The micro-curd test – look at shape and thickness at each dilution

What Next?

Then we look at the results across the three tests and decide on an action. Often the action is to take no action!

The weekly testing and recording allow us to build a picture of the herd health and milk quality through the year and to see the impact of changes to diet or herd health. For some conditions/cards it will take a fortnight or more to see the results of a management intervention. Other changes are instant.

Here’s an example:

The micro -curd was strong and consistent, showed a good Calcium Phosphorus balance, but the poo cake and Obsalim cards showed a lack of long fibres.

Our conclusions?

Increase the rumination time by taking the goats off the pasture and away from the short green oaten hay, with more time for rumination and digestion:

  • Give the herd longer fibres – we fed out black wattle branches (high in tannins) for two days.
  • Reduce ‘gutsing’ on hay by putting herd in the rumination paddock earlier in the day,
    allowing the herd to ruminate for longer to ensure total digestion.

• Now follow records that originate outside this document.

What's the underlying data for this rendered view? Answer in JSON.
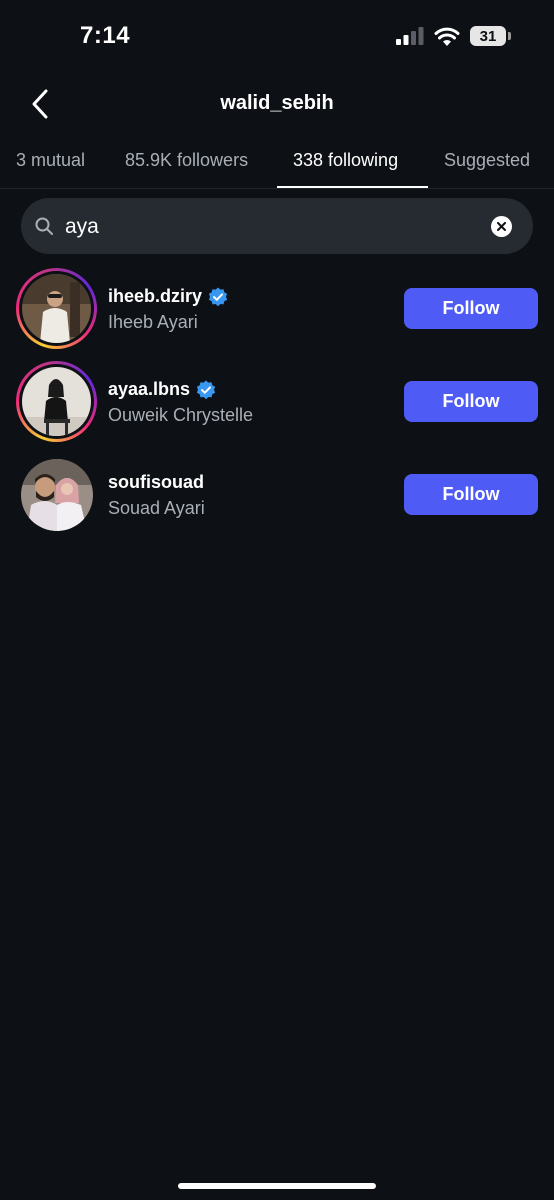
{
  "status_bar": {
    "time": "7:14",
    "battery": "31"
  },
  "header": {
    "back_icon": "chevron-left-icon",
    "title": "walid_sebih"
  },
  "tabs": [
    {
      "label": "3 mutual",
      "active": false
    },
    {
      "label": "85.9K followers",
      "active": false
    },
    {
      "label": "338 following",
      "active": true
    },
    {
      "label": "Suggested",
      "active": false
    }
  ],
  "search": {
    "value": "aya",
    "icon": "search-icon",
    "clear_icon": "clear-icon"
  },
  "results": [
    {
      "username": "iheeb.dziry",
      "full_name": "Iheeb Ayari",
      "verified": true,
      "has_story": true,
      "button": "Follow"
    },
    {
      "username": "ayaa.lbns",
      "full_name": "Ouweik Chrystelle",
      "verified": true,
      "has_story": true,
      "button": "Follow"
    },
    {
      "username": "soufisouad",
      "full_name": "Souad Ayari",
      "verified": false,
      "has_story": false,
      "button": "Follow"
    }
  ],
  "colors": {
    "background": "#0d1014",
    "follow_button": "#4f5bf5",
    "verified_badge": "#3897f0",
    "secondary_text": "#a9afb7"
  }
}
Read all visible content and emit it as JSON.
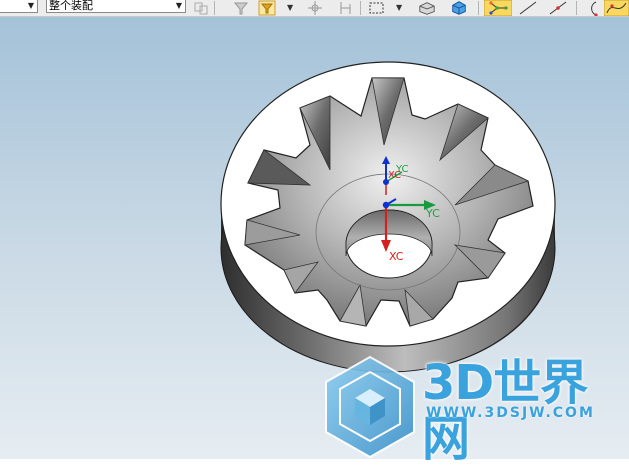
{
  "toolbar": {
    "selection_filter_value": "",
    "scope_value": "整个装配",
    "colors": {
      "accent": "#f0c020",
      "highlight": "#f8d860"
    }
  },
  "viewport": {
    "wcs_labels": {
      "y_top": "YC",
      "x_top": "XC",
      "y_center": "YC",
      "x_center": "XC"
    },
    "colors": {
      "x_axis": "#d42020",
      "y_axis": "#20a040",
      "z_axis": "#1030d0"
    }
  },
  "watermark": {
    "title": "3D世界网",
    "url": "WWW.3DSJW.COM",
    "color": "#3aa2dd"
  }
}
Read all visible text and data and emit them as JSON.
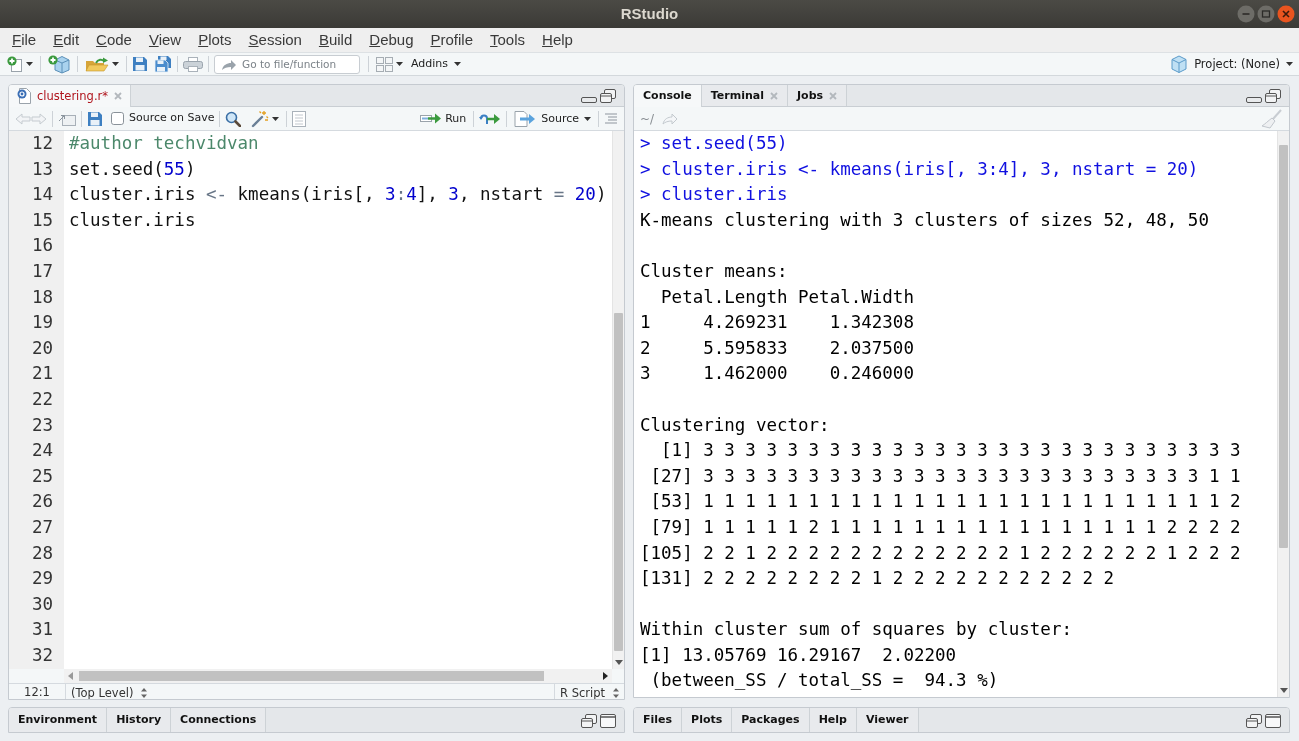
{
  "window": {
    "title": "RStudio"
  },
  "menu": [
    "File",
    "Edit",
    "Code",
    "View",
    "Plots",
    "Session",
    "Build",
    "Debug",
    "Profile",
    "Tools",
    "Help"
  ],
  "toolbar": {
    "goto": {
      "placeholder": "Go to file/function"
    },
    "addins": "Addins",
    "project": "Project: (None)"
  },
  "editor": {
    "tabs": [
      {
        "label": "clustering.r*",
        "selected": true,
        "modified": true,
        "closable": true
      }
    ],
    "source_on_save": {
      "label": "Source on Save",
      "checked": false
    },
    "run": "Run",
    "source": "Source",
    "lines": [
      {
        "number": "12",
        "tokens": [
          {
            "kind": "comment",
            "text": "#author techvidvan"
          }
        ]
      },
      {
        "number": "13",
        "tokens": [
          {
            "kind": "plain",
            "text": "set.seed("
          },
          {
            "kind": "number",
            "text": "55"
          },
          {
            "kind": "plain",
            "text": ")"
          }
        ]
      },
      {
        "number": "14",
        "tokens": [
          {
            "kind": "plain",
            "text": "cluster.iris "
          },
          {
            "kind": "operator",
            "text": "<-"
          },
          {
            "kind": "plain",
            "text": " kmeans(iris[, "
          },
          {
            "kind": "number",
            "text": "3"
          },
          {
            "kind": "operator",
            "text": ":"
          },
          {
            "kind": "number",
            "text": "4"
          },
          {
            "kind": "plain",
            "text": "], "
          },
          {
            "kind": "number",
            "text": "3"
          },
          {
            "kind": "plain",
            "text": ", nstart"
          },
          {
            "kind": "operator",
            "text": " = "
          },
          {
            "kind": "number",
            "text": "20"
          },
          {
            "kind": "plain",
            "text": ")"
          }
        ]
      },
      {
        "number": "15",
        "tokens": [
          {
            "kind": "plain",
            "text": "cluster.iris"
          }
        ]
      },
      {
        "number": "16"
      },
      {
        "number": "17"
      },
      {
        "number": "18"
      },
      {
        "number": "19"
      },
      {
        "number": "20"
      },
      {
        "number": "21"
      },
      {
        "number": "22"
      },
      {
        "number": "23"
      },
      {
        "number": "24"
      },
      {
        "number": "25"
      },
      {
        "number": "26"
      },
      {
        "number": "27"
      },
      {
        "number": "28"
      },
      {
        "number": "29"
      },
      {
        "number": "30"
      },
      {
        "number": "31"
      },
      {
        "number": "32"
      }
    ],
    "status": {
      "position": "12:1",
      "scope": "(Top Level)",
      "filetype": "R Script"
    }
  },
  "env_pane": {
    "tabs": [
      {
        "label": "Environment",
        "selected": false
      },
      {
        "label": "History",
        "selected": false
      },
      {
        "label": "Connections",
        "selected": false
      }
    ]
  },
  "console_pane": {
    "tabs": [
      {
        "label": "Console",
        "selected": true,
        "closable": false
      },
      {
        "label": "Terminal",
        "selected": false,
        "closable": true
      },
      {
        "label": "Jobs",
        "selected": false,
        "closable": true
      }
    ],
    "path": "~/",
    "lines": [
      {
        "kind": "input",
        "prompt": ">",
        "text": "set.seed(55)"
      },
      {
        "kind": "input",
        "prompt": ">",
        "text": "cluster.iris <- kmeans(iris[, 3:4], 3, nstart = 20)"
      },
      {
        "kind": "input",
        "prompt": ">",
        "text": "cluster.iris"
      },
      {
        "kind": "output",
        "text": "K-means clustering with 3 clusters of sizes 52, 48, 50"
      },
      {
        "kind": "blank"
      },
      {
        "kind": "output",
        "text": "Cluster means:"
      },
      {
        "kind": "output",
        "text": "  Petal.Length Petal.Width"
      },
      {
        "kind": "output",
        "text": "1     4.269231    1.342308"
      },
      {
        "kind": "output",
        "text": "2     5.595833    2.037500"
      },
      {
        "kind": "output",
        "text": "3     1.462000    0.246000"
      },
      {
        "kind": "blank"
      },
      {
        "kind": "output",
        "text": "Clustering vector:"
      },
      {
        "kind": "output",
        "text": "  [1] 3 3 3 3 3 3 3 3 3 3 3 3 3 3 3 3 3 3 3 3 3 3 3 3 3 3"
      },
      {
        "kind": "output",
        "text": " [27] 3 3 3 3 3 3 3 3 3 3 3 3 3 3 3 3 3 3 3 3 3 3 3 3 1 1"
      },
      {
        "kind": "output",
        "text": " [53] 1 1 1 1 1 1 1 1 1 1 1 1 1 1 1 1 1 1 1 1 1 1 1 1 1 2"
      },
      {
        "kind": "output",
        "text": " [79] 1 1 1 1 1 2 1 1 1 1 1 1 1 1 1 1 1 1 1 1 1 1 2 2 2 2"
      },
      {
        "kind": "output",
        "text": "[105] 2 2 1 2 2 2 2 2 2 2 2 2 2 2 2 1 2 2 2 2 2 2 1 2 2 2"
      },
      {
        "kind": "output",
        "text": "[131] 2 2 2 2 2 2 2 2 1 2 2 2 2 2 2 2 2 2 2 2"
      },
      {
        "kind": "blank"
      },
      {
        "kind": "output",
        "text": "Within cluster sum of squares by cluster:"
      },
      {
        "kind": "output",
        "text": "[1] 13.05769 16.29167  2.02200"
      },
      {
        "kind": "output",
        "text": " (between_SS / total_SS =  94.3 %)"
      }
    ]
  },
  "files_pane": {
    "tabs": [
      {
        "label": "Files",
        "selected": false
      },
      {
        "label": "Plots",
        "selected": false
      },
      {
        "label": "Packages",
        "selected": false
      },
      {
        "label": "Help",
        "selected": false
      },
      {
        "label": "Viewer",
        "selected": false
      }
    ]
  }
}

And the result? We will find out next Monday! Though we have noticed the goats are holding their heads higher and generally coats are in better nick.

Dairy farmers everywhere can be overwhelmed by the quantity of data, information, testing and records that their farm produces and collects. Some of that record keeping is required by agencies and authorities, for food safety, quality control and organic certification. Some is essential for animal health and breeding purposes. But some – perhaps much more – serves little purpose beyond its collection.

In the wide world of dairy data, we see Obsalim – and our three-step weekly test – as critical to our herd and our cheesemaking.

And maybe someone will bring another sort of cake for Monday morning tea?!